Penso que as palavras deste Padre do século IV são de uma actualidade surpreendente quando diz: "Alguns, deixando-se enganar pelo ateísmo que levavam dentro de si, imaginaram um universo privado de orientação e de ordem, como que à mercê das circunstâncias".
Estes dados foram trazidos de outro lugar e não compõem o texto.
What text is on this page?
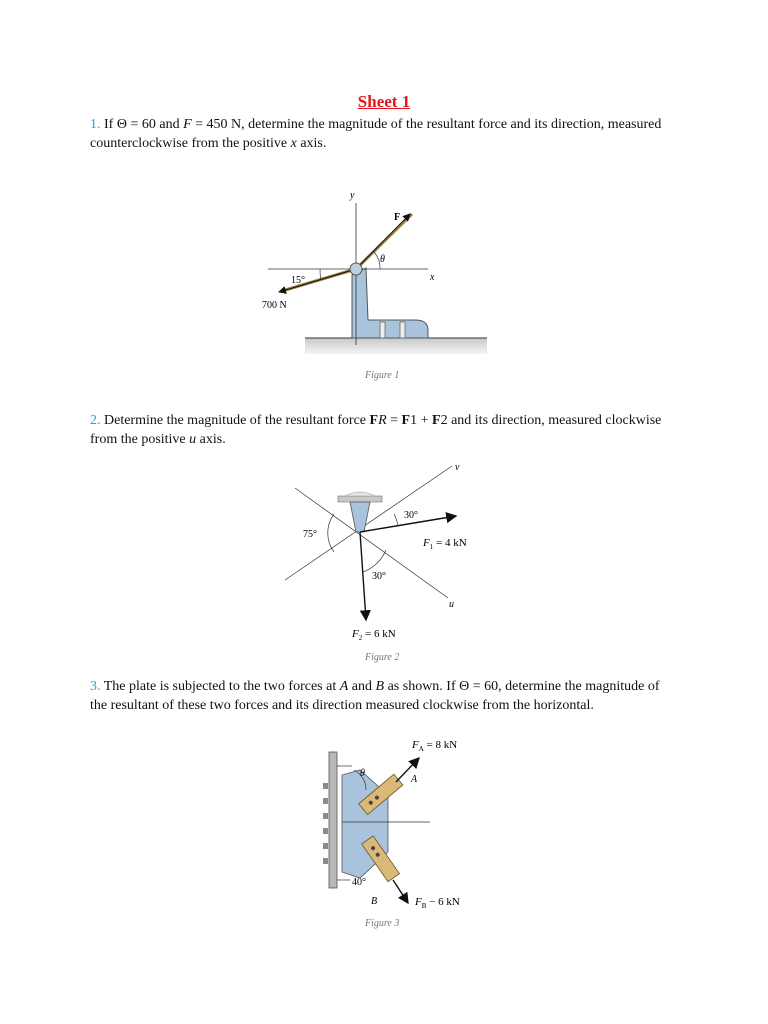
Sheet 1
1. If Θ = 60 and F = 450 N, determine the magnitude of the resultant force and its direction, measured counterclockwise from the positive x axis.
y
F
θ
x
15°
700 N
v
u
30°
75°
30°
$F_1 = 4$ kN
$F_2 = 6$ kN
$F_A = 8$ kN
θ
A
40°
B	$F_B - 6$ kN
Figure 1
2. Determine the magnitude of the resultant force FR = F1 + F2 and its direction, measured clockwise from the positive u axis.
Figure 2
3. The plate is subjected to the two forces at A and B as shown. If Θ = 60, determine the magnitude of the resultant of these two forces and its direction measured clockwise from the horizontal.
Figure 3
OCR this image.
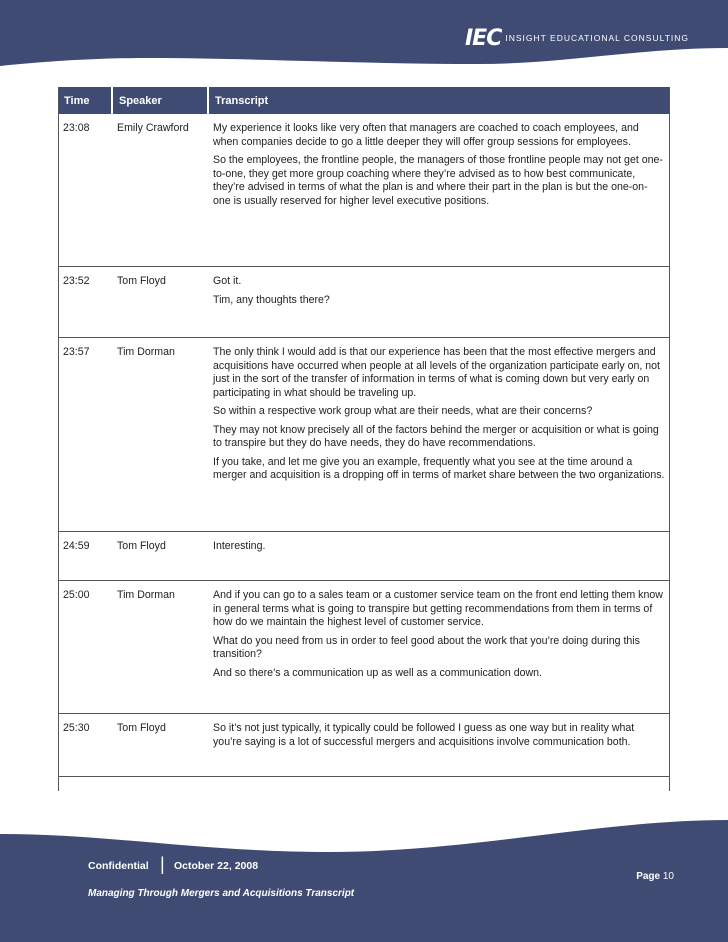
IEC INSIGHT EDUCATIONAL CONSULTING
Time	Speaker	Transcript
23:08	Emily Crawford	My experience it looks like very often that managers are coached to coach employees, and when companies decide to go a little deeper they will offer group sessions for employees.

So the employees, the frontline people, the managers of those frontline people may not get one-to-one, they get more group coaching where they’re advised as to how best communicate, they’re advised in terms of what the plan is and where their part in the plan is but the one-on-one is usually reserved for higher level executive positions.

23:52	Tom Floyd	Got it.

Tim, any thoughts there?

23:57	Tim Dorman	The only think I would add is that our experience has been that the most effective mergers and acquisitions have occurred when people at all levels of the organization participate early on, not just in the sort of the transfer of information in terms of what is coming down but very early on participating in what should be traveling up.

So within a respective work group what are their needs, what are their concerns?

They may not know precisely all of the factors behind the merger or acquisition or what is going to transpire but they do have needs, they do have recommendations.

If you take, and let me give you an example, frequently what you see at the time around a merger and acquisition is a dropping off in terms of market share between the two organizations.

24:59	Tom Floyd	Interesting.

25:00	Tim Dorman	And if you can go to a sales team or a customer service team on the front end letting them know in general terms what is going to transpire but getting recommendations from them in terms of how do we maintain the highest level of customer service.

What do you need from us in order to feel good about the work that you’re doing during this transition?

And so there’s a communication up as well as a communication down.

25:30	Tom Floyd	So it’s not just typically, it typically could be followed I guess as one way but in reality what you’re saying is a lot of successful mergers and acquisitions involve communication both.

Confidential | October 22, 2008
Page 10
Managing Through Mergers and Acquisitions Transcript
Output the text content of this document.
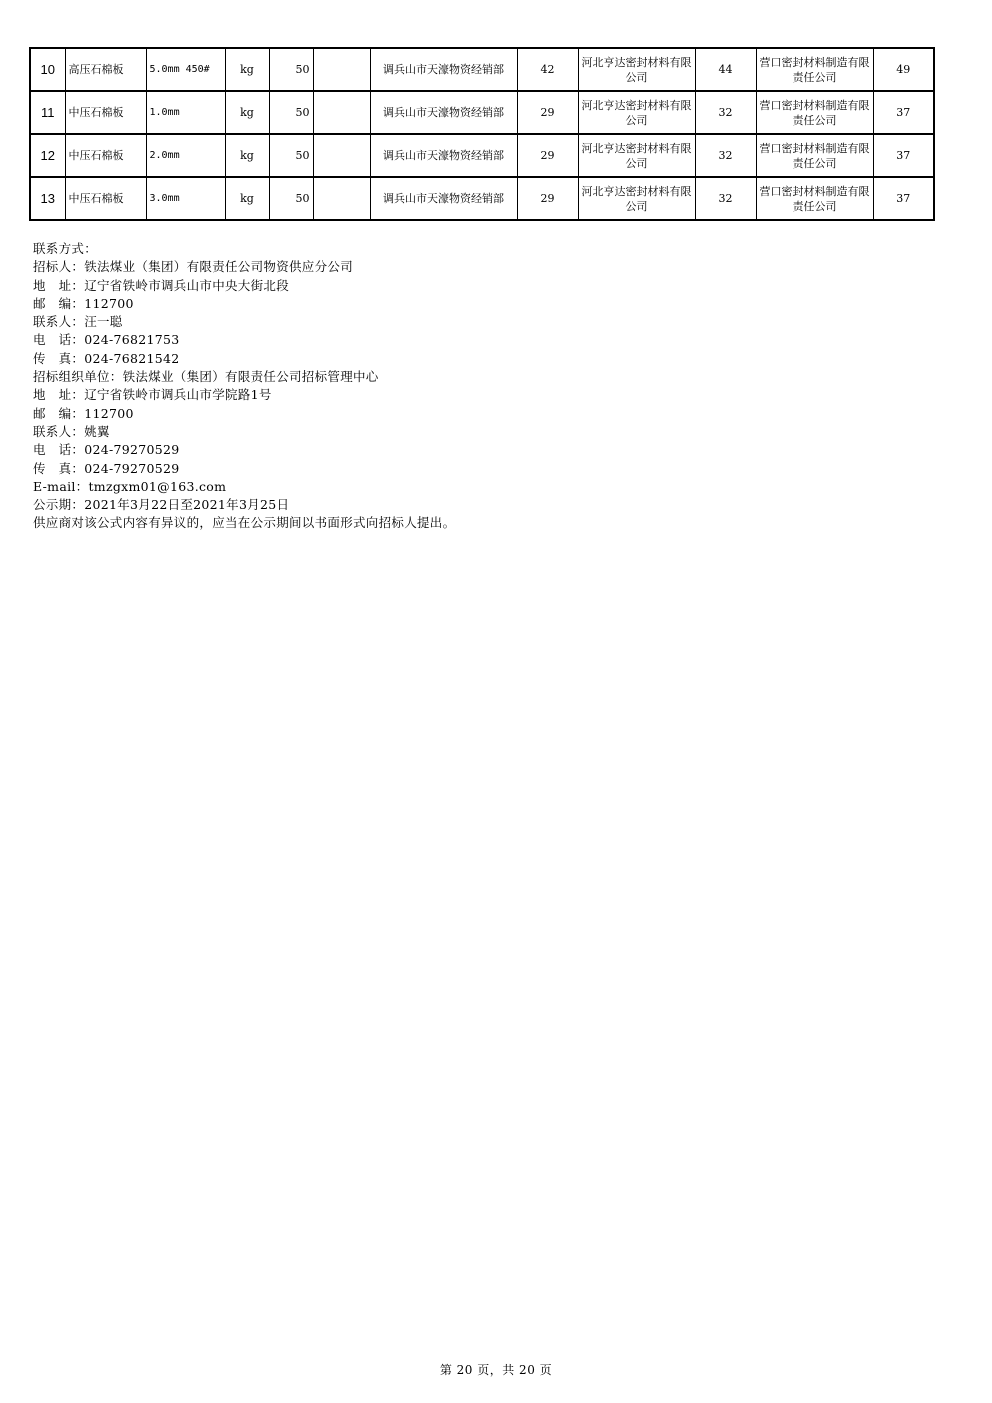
10	高压石棉板	5.0mm 450#	kg	50		调兵山市天濠物资经销部	42	河北亨达密封材料有限公司	44	营口密封材料制造有限责任公司	49
11	中压石棉板	1.0mm	kg	50		调兵山市天濠物资经销部	29	河北亨达密封材料有限公司	32	营口密封材料制造有限责任公司	37
12	中压石棉板	2.0mm	kg	50		调兵山市天濠物资经销部	29	河北亨达密封材料有限公司	32	营口密封材料制造有限责任公司	37
13	中压石棉板	3.0mm	kg	50		调兵山市天濠物资经销部	29	河北亨达密封材料有限公司	32	营口密封材料制造有限责任公司	37
联系方式：
招标人：铁法煤业（集团）有限责任公司物资供应分公司
地　址：辽宁省铁岭市调兵山市中央大街北段
邮　编：112700
联系人：汪一聪
电　话：024-76821753
传　真：024-76821542
招标组织单位：铁法煤业（集团）有限责任公司招标管理中心
地　址：辽宁省铁岭市调兵山市学院路1号
邮　编：112700
联系人：姚翼
电　话：024-79270529
传　真：024-79270529
E-mail：tmzgxm01@163.com
公示期：2021年3月22日至2021年3月25日
供应商对该公式内容有异议的，应当在公示期间以书面形式向招标人提出。
第 20 页，共 20 页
Quantos são hoje estes "alguns". Eles, deixando-se enganar pelo ateísmo, consideram e procuram demonstrar que é científico pensar que tudo está privado de ordem, como que à mercê das circunstâncias. O Senhor com a Sagrada Escritura desperta a razão que dorme e diz-nos: no início está a Palavra criadora. No início a Palavra criadora esta Palavra que tudo criou, que criou este projecto inteligente que é o cosmos também é amor.
Por conseguinte, deixemo-nos despertar por esta Palavra de Deus; rezemos para que ela esclareça também a nossa mente, para que possamos compreender a mensagem da criação inscrita também no nosso coração que o princípio de tudo é a Sabedoria criadora, e esta Sabedoria é amor, é bondade: "A sua misericórdia permanece eternamente".